Do Wide and Deep Networks Learn the Same Things? Uncovering How Neural Network Representations Vary with Width and Depth
Thao Nguyen, Maithra Raghu, Simon Kornblith
TL;DR
The paper empirically investigates how neural network width and depth shape learned representations and outputs. It introduces minibatch CKA to compare hidden representations across ResNet variants trained on CIFAR-10/100 and ImageNet, revealing a block-structured pattern that emerges with overparameterization relative to data. This block structure corresponds to preserving a dominant first principal component across layers and is largely unique to each model, though non-block regions show shared features across architectures. Despite similar overall accuracy, wide and deep networks exhibit systematic per-example and per-class differences in predictions, suggesting complementary strengths for different task aspects and guiding considerations for architecture design and pruning.
Abstract
A key factor in the success of deep neural networks is the ability to scale models to improve performance by varying the architecture depth and width.
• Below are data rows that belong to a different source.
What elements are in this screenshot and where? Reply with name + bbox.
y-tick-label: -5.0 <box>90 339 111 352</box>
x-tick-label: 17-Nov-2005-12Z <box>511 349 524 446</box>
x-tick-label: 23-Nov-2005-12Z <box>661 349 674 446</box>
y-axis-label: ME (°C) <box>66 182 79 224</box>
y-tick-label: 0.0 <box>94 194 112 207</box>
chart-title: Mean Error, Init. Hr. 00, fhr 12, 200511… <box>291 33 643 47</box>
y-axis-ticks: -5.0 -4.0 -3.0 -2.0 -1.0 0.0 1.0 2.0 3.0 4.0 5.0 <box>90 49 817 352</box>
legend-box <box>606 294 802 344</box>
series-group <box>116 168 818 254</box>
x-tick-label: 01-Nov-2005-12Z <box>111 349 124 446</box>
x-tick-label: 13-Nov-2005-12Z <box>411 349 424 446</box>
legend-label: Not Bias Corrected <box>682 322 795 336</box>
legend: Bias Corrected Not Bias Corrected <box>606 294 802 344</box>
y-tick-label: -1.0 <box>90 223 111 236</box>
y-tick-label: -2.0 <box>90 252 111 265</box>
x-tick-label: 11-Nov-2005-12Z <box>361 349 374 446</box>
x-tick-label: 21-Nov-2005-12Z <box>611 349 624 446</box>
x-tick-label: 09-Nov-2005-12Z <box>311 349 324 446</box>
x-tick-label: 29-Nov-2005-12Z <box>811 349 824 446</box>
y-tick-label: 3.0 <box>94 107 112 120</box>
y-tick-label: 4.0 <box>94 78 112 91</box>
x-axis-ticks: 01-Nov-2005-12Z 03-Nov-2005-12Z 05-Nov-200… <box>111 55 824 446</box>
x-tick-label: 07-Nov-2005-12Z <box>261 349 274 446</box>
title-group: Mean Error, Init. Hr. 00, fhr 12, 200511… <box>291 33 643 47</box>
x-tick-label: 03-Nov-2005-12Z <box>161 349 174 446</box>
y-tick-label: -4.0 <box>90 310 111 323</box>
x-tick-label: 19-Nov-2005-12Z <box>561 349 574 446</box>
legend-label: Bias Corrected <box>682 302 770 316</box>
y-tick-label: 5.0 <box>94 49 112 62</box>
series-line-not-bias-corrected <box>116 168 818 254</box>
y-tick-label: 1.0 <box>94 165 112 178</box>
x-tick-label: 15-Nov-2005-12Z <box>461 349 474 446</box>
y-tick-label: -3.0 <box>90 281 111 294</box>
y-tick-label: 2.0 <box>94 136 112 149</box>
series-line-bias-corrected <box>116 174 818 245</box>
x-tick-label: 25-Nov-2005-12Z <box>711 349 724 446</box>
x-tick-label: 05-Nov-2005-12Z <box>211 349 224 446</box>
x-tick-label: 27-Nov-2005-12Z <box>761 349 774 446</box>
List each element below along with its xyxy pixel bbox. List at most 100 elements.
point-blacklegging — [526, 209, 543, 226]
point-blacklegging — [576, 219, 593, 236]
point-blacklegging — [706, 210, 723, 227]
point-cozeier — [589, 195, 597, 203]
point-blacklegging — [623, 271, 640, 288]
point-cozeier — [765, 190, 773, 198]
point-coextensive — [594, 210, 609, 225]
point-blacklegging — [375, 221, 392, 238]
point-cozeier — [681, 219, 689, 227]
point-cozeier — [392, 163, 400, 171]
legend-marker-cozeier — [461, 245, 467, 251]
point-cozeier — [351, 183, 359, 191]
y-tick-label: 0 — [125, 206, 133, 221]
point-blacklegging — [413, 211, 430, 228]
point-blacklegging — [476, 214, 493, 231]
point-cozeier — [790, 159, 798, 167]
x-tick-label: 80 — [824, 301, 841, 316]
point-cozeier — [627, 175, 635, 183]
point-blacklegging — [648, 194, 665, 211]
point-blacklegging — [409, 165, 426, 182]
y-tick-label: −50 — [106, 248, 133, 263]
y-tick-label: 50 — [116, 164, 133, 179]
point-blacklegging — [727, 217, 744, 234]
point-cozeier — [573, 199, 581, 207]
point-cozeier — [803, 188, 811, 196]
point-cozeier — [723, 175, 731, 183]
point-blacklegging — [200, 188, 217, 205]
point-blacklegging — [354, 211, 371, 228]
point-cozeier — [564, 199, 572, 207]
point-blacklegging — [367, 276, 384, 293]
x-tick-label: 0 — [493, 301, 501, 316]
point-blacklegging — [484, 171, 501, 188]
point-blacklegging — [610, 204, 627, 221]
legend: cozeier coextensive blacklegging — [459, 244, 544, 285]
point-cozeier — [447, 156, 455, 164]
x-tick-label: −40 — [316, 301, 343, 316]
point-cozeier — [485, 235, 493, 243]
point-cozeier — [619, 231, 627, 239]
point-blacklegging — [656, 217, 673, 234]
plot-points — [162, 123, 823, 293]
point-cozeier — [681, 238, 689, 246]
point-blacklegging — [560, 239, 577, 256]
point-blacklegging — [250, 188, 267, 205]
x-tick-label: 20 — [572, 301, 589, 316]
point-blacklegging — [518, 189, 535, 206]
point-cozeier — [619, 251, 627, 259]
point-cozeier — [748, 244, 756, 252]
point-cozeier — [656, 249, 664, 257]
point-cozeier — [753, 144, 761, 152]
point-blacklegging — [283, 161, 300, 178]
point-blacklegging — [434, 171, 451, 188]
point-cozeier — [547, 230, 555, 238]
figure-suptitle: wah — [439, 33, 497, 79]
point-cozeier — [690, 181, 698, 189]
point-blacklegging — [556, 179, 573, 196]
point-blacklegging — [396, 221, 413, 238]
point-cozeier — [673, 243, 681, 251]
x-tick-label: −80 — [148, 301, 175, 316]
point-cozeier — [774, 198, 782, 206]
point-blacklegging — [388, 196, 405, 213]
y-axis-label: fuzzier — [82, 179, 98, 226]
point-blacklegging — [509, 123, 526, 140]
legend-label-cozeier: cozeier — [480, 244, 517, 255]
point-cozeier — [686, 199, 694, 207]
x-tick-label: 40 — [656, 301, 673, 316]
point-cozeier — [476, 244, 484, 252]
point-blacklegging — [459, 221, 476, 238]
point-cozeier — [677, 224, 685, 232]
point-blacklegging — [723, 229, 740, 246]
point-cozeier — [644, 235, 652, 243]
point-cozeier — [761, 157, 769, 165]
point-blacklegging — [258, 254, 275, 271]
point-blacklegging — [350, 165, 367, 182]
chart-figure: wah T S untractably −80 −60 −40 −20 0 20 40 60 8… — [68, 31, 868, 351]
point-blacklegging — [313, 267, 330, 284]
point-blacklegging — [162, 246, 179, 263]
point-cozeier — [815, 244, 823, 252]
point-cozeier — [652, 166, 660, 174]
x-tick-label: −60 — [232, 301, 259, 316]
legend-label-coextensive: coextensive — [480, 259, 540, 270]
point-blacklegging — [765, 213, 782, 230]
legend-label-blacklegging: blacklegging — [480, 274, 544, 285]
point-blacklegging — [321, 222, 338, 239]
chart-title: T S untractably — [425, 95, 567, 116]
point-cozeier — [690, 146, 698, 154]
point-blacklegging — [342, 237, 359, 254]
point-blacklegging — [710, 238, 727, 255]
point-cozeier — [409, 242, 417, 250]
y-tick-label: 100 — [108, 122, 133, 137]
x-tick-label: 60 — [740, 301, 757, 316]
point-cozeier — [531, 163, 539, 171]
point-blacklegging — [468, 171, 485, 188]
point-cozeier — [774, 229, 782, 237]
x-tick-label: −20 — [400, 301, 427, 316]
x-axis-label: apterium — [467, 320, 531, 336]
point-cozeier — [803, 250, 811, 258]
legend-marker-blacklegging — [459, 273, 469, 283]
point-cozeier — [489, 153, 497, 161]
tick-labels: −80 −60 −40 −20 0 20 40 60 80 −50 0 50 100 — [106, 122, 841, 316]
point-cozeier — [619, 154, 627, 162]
This simple property of neural network design has resulted in highly effective architectures for a variety of tasks. Nevertheless, there is limited understanding of effects of depth and width on the learned representations. In this paper, we study this fundamental question. We begin by investigating how varying depth and width affects model hidden representations, finding a characteristic block structure in the hidden representations of larger capacity (wider or deeper) models. We demonstrate that this block structure arises when model capacity is large relative to the size of the training set, and is indicative of the underlying layers preserving and propagating the dominant principal component of their representations. This discovery has important ramifications for features learned by different models, namely, representations outside the block structure are often similar across architectures with varying widths and depths, but the block structure is unique to each model. We analyze the output predictions of different model architectures, finding that even when the overall accuracy is similar, wide and deep models exhibit distinctive error patterns and variations across classes.